Die Infektionskette, die zum damals hohen Anstieg der Fälle geführt hatte, sei erfolgreich durchbrochen worden. Die Maßnahmen hätten gewirkt, erklärt Matthias Neth, Landrat des Hohenlohekreises. Die Eckdaten der Studie, an der sich 2203 Bürger beteiligten: 7,7 Prozent der Kupferzeller hatten positive Antikörper. Im Verlauf der Studie wurden keine akuten Infektionen vorgestellt. Bei Frauen (8,7 Prozent) wurden häufiger als bei Männern (6,7 Prozent) Antikörper nachgewiesen. 

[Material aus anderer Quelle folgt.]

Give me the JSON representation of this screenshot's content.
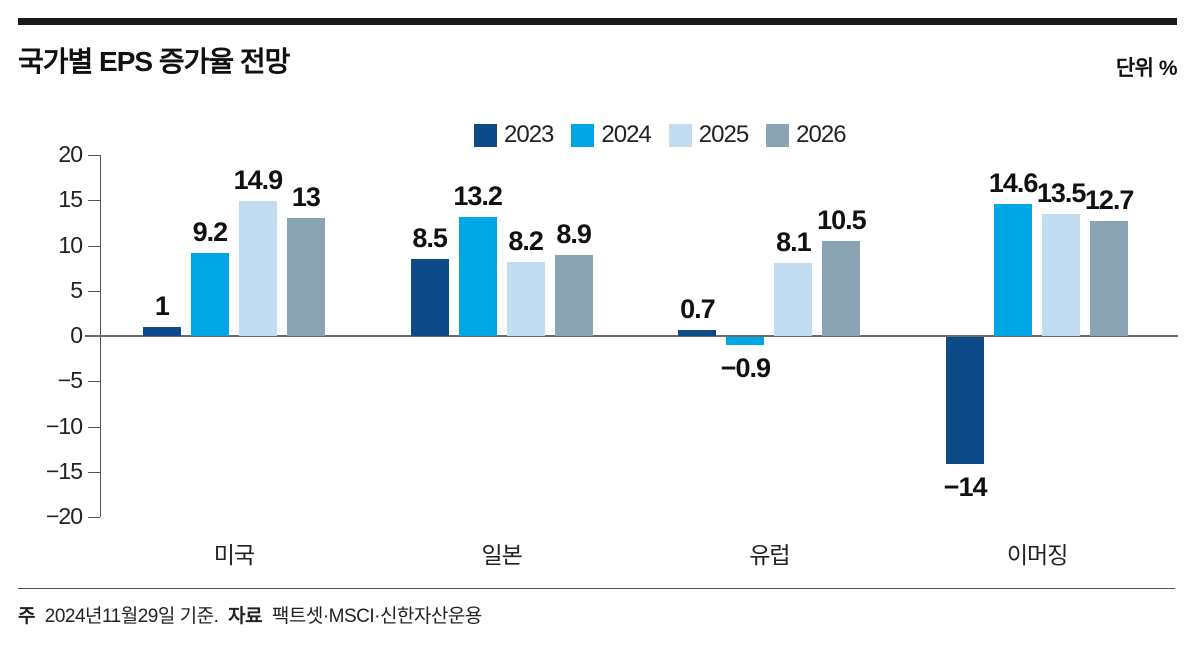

3,9 mal mehr Infektionen als bisher bekannt 

16,8 Prozent der positiv getesteten Menschen hatten keine typischen Krankheitssymptome. 83,2 Prozent hatten mindestens ein Symptom, also Fieber, Husten oder Kurzatmigkeit. Es wurden in Kupferzell 3,9 mal mehr Infektionen nachgewiesen als bisher bekannt. Und bei 28,2 Prozent der Erwachsenen mit positivem Corona-Test konnten keine Antikörper nachgewiesen werden. 

Besonders spannend wird für ihn das, was noch kommt: Die Auswertung der beiden Fragebögen, die die Teilnehmer ausgefüllt haben. Es sei aktuell noch zu früh, eine abschließende Bewertung der Ergebnisse zu treffen, sagte Neth. In den Fragebögen war das Verhalten der Probanden während der Pandemie abgefragt worden, sie machten Angaben zu Bildung, Beruf, Freizeitverhalten und Vorerkrankungen. 

Daraus ergibt sich für die Experten vom RKI vor allem die Aussage, dass es auch in Zukunft wichtig bleiben wird dann zu testen, wenn die Menschen Symptome zeigen. Die Studie konnte das gut belegen, da sich Hohenlohe ausgehend von einem Kirchenkonzert in Eschental am 1. März zu einem Corona-Hotspot entwickelt hatte.

2200 Menschen wurden getestet

Für die Studie hatte das Team um Professor Dr. Thoms Lampert im Juni über 2200 Menschen in Kupferzell abgestrichen und das Blut auf Antikörper getestet. Die Probanden waren willkürlich aus dem Melderegister der Gemeinde gewählt worden. An der Studie beteiligten sich 2203 Bürger. Es wurden Rachenabstriche gemacht und Blutproben genommen.

Abstriche, Blutproben und Fragebögen 

Lampert leitet die Abteilung für Epidemiologie und Gesundheitsmonitoring. Vor Ort wurde die Studie von Dr. Claudia Santos-Hövener mit einem über 30-köpfigen Team umgesetzt. Wichtiger Bestandteil der Studie waren neben Abstrich und Blutproben die Fragebögen. Hier wurden Vorerkrankungen, das Verhalten während der Pandemie, aber auch die Nutzung öffentlichen Nahverkehrs und Freizeitverhalten abgefragt. Neben Lampert und Santos-Hövener war Professor Dr. Lars Schaade, Vizepräsident des RKI bei der Vorstellung der Studie in Kupferzell, die bundesweit großes Interesse hervorruft. Das zeigte das große Medienaufgebot vor Ort.

Für die Studie waren vier besonders stark von der Pandemie betroffene Gemeinden ausgewählt worden. In Kupferzell im Hohenlohekreis und in Bad Feilnbach im Landkreis Rosenheim sind die Untersuchungen vor Ort bereits abgeschlossen. Als nächster Studienort werden ab 8. September die Untersuchungszentren in Straubing in Niederbayern eingerichtet.